Il Tempio C – che probabilmente aveva anche una funzione di archivio:
infatti vi furono ritrovati centinaia di sigilli – era dedicato ad Apollo
(rinvenimento dell'iscrizione IG XIV, 269), piuttosto che non ad Eracle
(Guido).

- A est del
Tempio C vi è il suo grande altare rettangolare (lunghezza m 20,40;
larghezza m 8) di cui restano le fondazioni e qualche gradino, e poi l'area
dell'Agorà ellenistica; poco oltre i resti delle case, la terrazza è
limitata da un portico dorico (lunghezza m 57; larghezza m 2,80) che si
affaccia su un imponente tratto del muro di sostegno dell'acropoli.
- Segue il
Tempio D, che si data al 540 a.C. e si affaccia col suo fronte ovest
direttamente sulla strada nord-sud. Presenta un peristilio (lunghezza m 56;
larghezza m 24) di 6 x 13 colonne (altezza m 7,51). È caratterizzato da un
pronao in antis, una cella allungata conclusa con l'adyton.
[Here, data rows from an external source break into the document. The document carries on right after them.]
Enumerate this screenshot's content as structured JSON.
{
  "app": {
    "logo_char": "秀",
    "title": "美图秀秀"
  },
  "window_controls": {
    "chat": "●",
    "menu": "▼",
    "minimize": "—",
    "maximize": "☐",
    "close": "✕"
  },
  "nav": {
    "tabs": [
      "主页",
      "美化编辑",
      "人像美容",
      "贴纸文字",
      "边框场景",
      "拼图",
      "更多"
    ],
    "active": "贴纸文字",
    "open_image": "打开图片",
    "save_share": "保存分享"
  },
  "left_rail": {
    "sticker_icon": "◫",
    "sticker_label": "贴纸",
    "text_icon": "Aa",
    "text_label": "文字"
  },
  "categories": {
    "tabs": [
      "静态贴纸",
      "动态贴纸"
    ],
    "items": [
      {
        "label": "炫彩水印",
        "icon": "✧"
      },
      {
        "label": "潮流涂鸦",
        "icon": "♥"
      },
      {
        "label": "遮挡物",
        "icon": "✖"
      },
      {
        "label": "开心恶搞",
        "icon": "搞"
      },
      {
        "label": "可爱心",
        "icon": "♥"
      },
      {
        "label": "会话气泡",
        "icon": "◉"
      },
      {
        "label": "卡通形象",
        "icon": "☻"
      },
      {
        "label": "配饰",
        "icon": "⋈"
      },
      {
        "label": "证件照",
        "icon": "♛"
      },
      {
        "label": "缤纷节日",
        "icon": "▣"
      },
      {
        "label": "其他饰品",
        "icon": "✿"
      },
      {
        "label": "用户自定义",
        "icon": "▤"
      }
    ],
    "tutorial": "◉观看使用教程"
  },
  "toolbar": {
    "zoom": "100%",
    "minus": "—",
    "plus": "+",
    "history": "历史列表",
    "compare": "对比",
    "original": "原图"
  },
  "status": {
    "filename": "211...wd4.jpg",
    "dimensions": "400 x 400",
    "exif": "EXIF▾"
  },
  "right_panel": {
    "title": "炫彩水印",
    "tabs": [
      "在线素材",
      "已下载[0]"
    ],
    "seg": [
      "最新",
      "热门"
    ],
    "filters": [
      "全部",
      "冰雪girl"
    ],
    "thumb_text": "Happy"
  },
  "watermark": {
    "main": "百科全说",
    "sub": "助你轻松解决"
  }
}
È più
progredito del Tempio C (le colonne sono lievemente inclinate, più
slanciate e con èntasis; il vestibolo è sostituito da un pronao
distilo in antis), ma mostra ancora incertezza nelle misure fra gli
intercolumni e nei diametri delle colonne, come pure nel numero delle
scanalature.
Come già
il Tempio C, mostra nel pavimento del peristilio e della cella molte cavità
circolari o quadrate di cui si ignora la funzione. Il Tempio D era dedicato
ad Atena (come attesterebbe l'iscrizione dedicatoria IG XIV, 269), piuttosto
che non ad Afrodite. Il grande altare esterno, non in asse col tempio ma
posto obliquamente presso il suo angolo sud-ovest, fa supporre che l'attuale
Tempio D occupi il luogo di uno precedente.

- A est del
Tempio D vi è il basamento di un tempietto arcaico, il Tempio Y, detto
anche "Tempio delle piccole metope", preceduto da un altare
quadrato. Le metope rinvenutevi (altezza cm. 84), databili al 570 a.C.,
rappresentano: una sfinge di profilo accosciata, la triade delfica (Latona,
Artemide, Apollo) in un rigido schema frontale, il ratto di Europa al di
sopra del mare; altre due metope databili a circa il 560 a.C., reimpiegate
nelle fortificazioni ermocratee, mostrano la quadriga di Demetra e Kore
(oppure Helios e Selene? Apollo?), e una cerimonia eleusina con Demetra,
Kore ed Ecate con la spiga di grano (le Moire?), sono tutte conservate al
Museo Archeologico di Palermo.
Intorno ai
Templi C e D vi sono le rovine di un villaggio bizantino del V secolo d.C.,
costruito con materiale di recupero. Il fatto che alcune case risultavano
sepolte dal crollo delle colonne del Tempio C, ha dimostrato che il
terremoto che ha portato al crollo dei templi selinuntini deve essere
avvenuto in epoca altomedievale.
Verso nord
l'acropoli presenta due quartieri della città (uno a ovest ed l'altro ad
est della grande strada nord-sud), ricostruiti da Ermocrate dopo il 409
a.C.: le case sono modeste, edificate con materiali di recupero; alcune di
esse mostrano delle croci incise, segno che furono adoperate come edifici
cristiani o da parte di cristiani.
A nord,
prima di raggiungere l'abitato, vi sono le grandiose fortificazioni a difesa
dell'acropoli. Si articolano come una lunga galleria (originariamente
coperta), parallela al tratto delle mura nord, con numerosi passaggi chiusi
ad arco, seguita da un profondo fossato difensivo varcato da un ponticello,
e con tre torri semicircolari ad ovest, nord e ad est.
Girando all'esterno
della torre nord – con un deposito di artiglieria alla base – si entra
nella trincea rettilinea est-ovest con passaggi in entrambe le pareti.
Le
fortificazioni, attribuibili solo in piccola parte alla città antica, sono
da riferire sostanzialmente alle ricostruzioni di Ermocrate e a interventi
successivi (IV-III secolo a.C.). Infatti vi furono reimpiegati degli
elementi architettonici, che dimostrano che alcuni dei templi erano stati
abbattuti già nel 409 a.C.
Collina Manuzza
A
nord dell'acropoli, sulla collina di Manuzza, la strada moderna (strada 6)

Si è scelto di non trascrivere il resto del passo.